Darwin’s view on the relationship between behavior and structure is also worth noting. He seems to favor the idea that behavior changes first, and structure follows. That is, when an organism adopts a new habit, say, burrowing, gliding, or nocturnal foraging. It sets up selection pressures that lead to morphological changes. This aligns with a concept later called the Baldwin effect, where behavioral flexibility creates new conditions for natural selection to act. Ernst Mayr later summarized this as behavior is the pacemaker of evolution. Darwin provides several examples of species whose habits differ sharply from those of their close relatives, suggesting that shifts in behavior can drive anatomical innovation.
In his summary, Darwin once again admits that serious objections exist. But he insists that these difficulties are not fatal to the theory. Rather, they are challenges to be met with observation, experimentation, and further inquiry. He argues that natural selection remains the best explanation for complex adaptations, and that the theory of special creation fails to explain transitional forms, rudimentary organs, and the variety of structures we observe across related species.

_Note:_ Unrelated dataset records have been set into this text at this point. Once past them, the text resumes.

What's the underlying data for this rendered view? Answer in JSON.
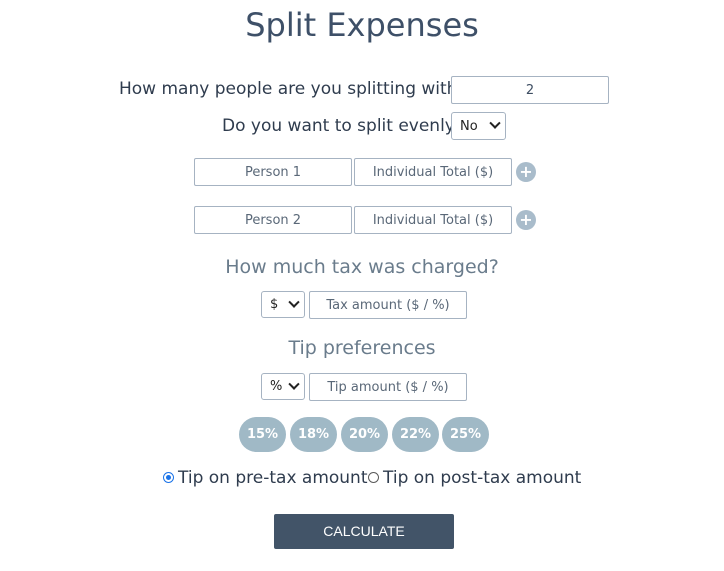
{
  "title": "Split Expenses",
  "people": {
    "question": "How many people are you splitting with?",
    "count_value": "2"
  },
  "split_evenly": {
    "question": "Do you want to split evenly?",
    "selected": "No"
  },
  "persons": [
    {
      "name_placeholder": "Person 1",
      "total_placeholder": "Individual Total ($)",
      "add_label": "+"
    },
    {
      "name_placeholder": "Person 2",
      "total_placeholder": "Individual Total ($)",
      "add_label": "+"
    }
  ],
  "tax": {
    "heading": "How much tax was charged?",
    "unit_selected": "$",
    "amount_placeholder": "Tax amount ($ / %)"
  },
  "tip": {
    "heading": "Tip preferences",
    "unit_selected": "%",
    "amount_placeholder": "Tip amount ($ / %)",
    "presets": [
      "15%",
      "18%",
      "20%",
      "22%",
      "25%"
    ],
    "options": [
      {
        "label": "Tip on pre-tax amount",
        "checked": true
      },
      {
        "label": "Tip on post-tax amount",
        "checked": false
      }
    ]
  },
  "calculate_label": "CALCULATE",
  "colors": {
    "title": "#3e5068",
    "section_heading": "#6a7c8c",
    "pill": "#a0b9c6",
    "button": "#425468",
    "radio_selected": "#1a73e8"
  }
}
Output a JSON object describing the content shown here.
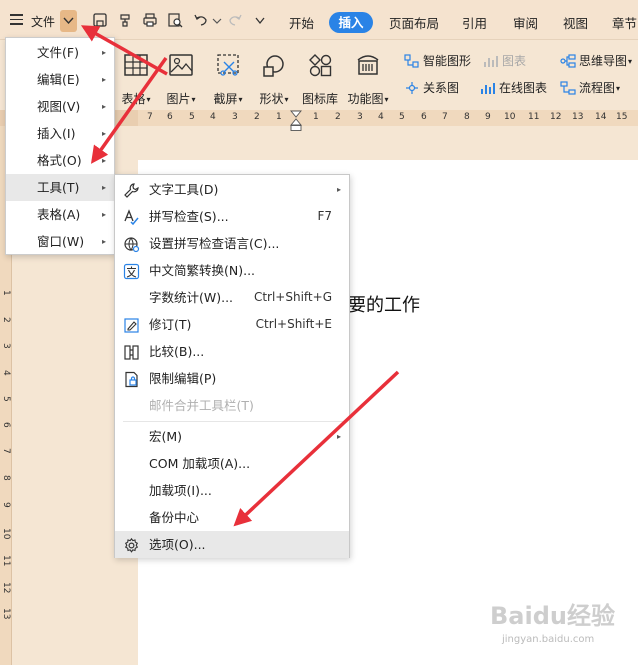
{
  "menubar": {
    "file_label": "文件",
    "tabs": [
      "开始",
      "插入",
      "页面布局",
      "引用",
      "审阅",
      "视图",
      "章节"
    ],
    "active_tab": "插入"
  },
  "ribbon": {
    "big": [
      "表格",
      "图片",
      "截屏",
      "形状",
      "图标库",
      "功能图"
    ],
    "small": {
      "smart_shape": "智能图形",
      "chart": "图表",
      "mind_map": "思维导图",
      "relation": "关系图",
      "online_chart": "在线图表",
      "flowchart": "流程图"
    }
  },
  "ruler": {
    "h": [
      "7",
      "6",
      "5",
      "4",
      "3",
      "2",
      "1",
      "1",
      "2",
      "3",
      "4",
      "5",
      "6",
      "7",
      "8",
      "9",
      "10",
      "11",
      "12",
      "13",
      "14",
      "15"
    ],
    "v": [
      "1",
      "2",
      "3",
      "4",
      "5",
      "6",
      "7",
      "8",
      "9",
      "10",
      "11",
      "12",
      "13"
    ]
  },
  "document": {
    "text": "要的工作"
  },
  "menu_main": {
    "items": [
      {
        "label": "文件(F)",
        "arrow": "▸"
      },
      {
        "label": "编辑(E)",
        "arrow": "▸"
      },
      {
        "label": "视图(V)",
        "arrow": "▸"
      },
      {
        "label": "插入(I)",
        "arrow": "▸"
      },
      {
        "label": "格式(O)",
        "arrow": "▸"
      },
      {
        "label": "工具(T)",
        "arrow": "▸"
      },
      {
        "label": "表格(A)",
        "arrow": "▸"
      },
      {
        "label": "窗口(W)",
        "arrow": "▸"
      }
    ],
    "highlighted": "工具(T)"
  },
  "menu_tools": {
    "items": [
      {
        "label": "文字工具(D)",
        "shortcut": "",
        "arrow": "▸"
      },
      {
        "label": "拼写检查(S)...",
        "shortcut": "F7",
        "arrow": ""
      },
      {
        "label": "设置拼写检查语言(C)...",
        "shortcut": "",
        "arrow": ""
      },
      {
        "label": "中文简繁转换(N)...",
        "shortcut": "",
        "arrow": ""
      },
      {
        "label": "字数统计(W)...",
        "shortcut": "Ctrl+Shift+G",
        "arrow": ""
      },
      {
        "label": "修订(T)",
        "shortcut": "Ctrl+Shift+E",
        "arrow": ""
      },
      {
        "label": "比较(B)...",
        "shortcut": "",
        "arrow": ""
      },
      {
        "label": "限制编辑(P)",
        "shortcut": "",
        "arrow": ""
      },
      {
        "label": "邮件合并工具栏(T)",
        "shortcut": "",
        "arrow": ""
      },
      {
        "label": "宏(M)",
        "shortcut": "",
        "arrow": "▸"
      },
      {
        "label": "COM 加载项(A)...",
        "shortcut": "",
        "arrow": ""
      },
      {
        "label": "加载项(I)...",
        "shortcut": "",
        "arrow": ""
      },
      {
        "label": "备份中心",
        "shortcut": "",
        "arrow": ""
      },
      {
        "label": "选项(O)...",
        "shortcut": "",
        "arrow": ""
      }
    ],
    "highlighted": "选项(O)..."
  },
  "watermark": {
    "brand": "Baidu经验",
    "sub": "jingyan.baidu.com"
  },
  "colors": {
    "accent": "#2a83e6",
    "arrow": "#e8303a",
    "ribbon_bg": "#f5e6d3",
    "doc_bg": "#ffffff"
  }
}
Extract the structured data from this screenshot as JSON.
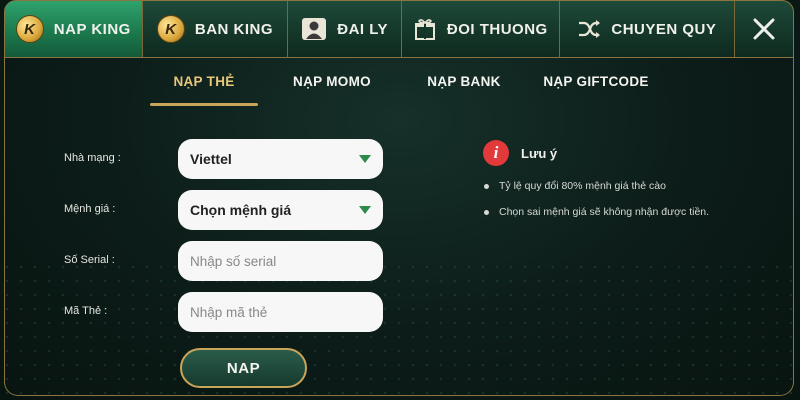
{
  "top_tabs": [
    {
      "label": "NAP KING",
      "icon": "king-coin-icon",
      "active": true
    },
    {
      "label": "BAN KING",
      "icon": "king-coin-icon",
      "active": false
    },
    {
      "label": "ĐAI LY",
      "icon": "agent-icon",
      "active": false
    },
    {
      "label": "ĐOI THUONG",
      "icon": "gift-icon",
      "active": false
    },
    {
      "label": "CHUYEN QUY",
      "icon": "shuffle-icon",
      "active": false
    }
  ],
  "coin_letter": "K",
  "close_icon": "close-icon",
  "sub_tabs": [
    {
      "label": "NẠP THẺ",
      "active": true
    },
    {
      "label": "NẠP MOMO",
      "active": false
    },
    {
      "label": "NẠP BANK",
      "active": false
    },
    {
      "label": "NẠP GIFTCODE",
      "active": false
    }
  ],
  "form": {
    "carrier_label": "Nhà mạng :",
    "carrier_value": "Viettel",
    "amount_label": "Mệnh giá :",
    "amount_value": "Chọn mệnh giá",
    "serial_label": "Số Serial :",
    "serial_placeholder": "Nhập số serial",
    "code_label": "Mã Thẻ :",
    "code_placeholder": "Nhập mã thẻ",
    "submit_label": "NAP"
  },
  "note": {
    "icon": "info-icon",
    "icon_glyph": "i",
    "title": "Lưu ý",
    "items": [
      "Tỷ lệ quy đổi 80% mệnh giá thẻ cào",
      "Chọn sai mệnh giá sẽ không nhận được tiền."
    ]
  },
  "colors": {
    "accent_green": "#1c7a4e",
    "gold": "#c9a55a",
    "alert_red": "#e23a3a"
  }
}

The power of this chapter lies not just in its content, but in its tone. Darwin does not offer certainty, but reasoned confidence. He treats objections with respect and curiosity, not defensiveness. And he shows, again and again, that apparent problems often become sources of insight when viewed through the lens of natural selection. The effectiveness of this chapter is underscored by the fact that it was the only one in the Origin to spawn a sequel. In the sixth edition, Darwin added an additional chapter titled Miscellaneous Objections, which continued the work begun here.
Chapter 6 reveals Darwin not only as a scientist, but as a careful and persuasive thinker. By engaging directly with the weaknesses of his theory, he strengthens it. And by doing so in clear, empirical, and humble prose, he invites the reader to examine the evidence with him: Not as a dogma, but as an unfolding discovery.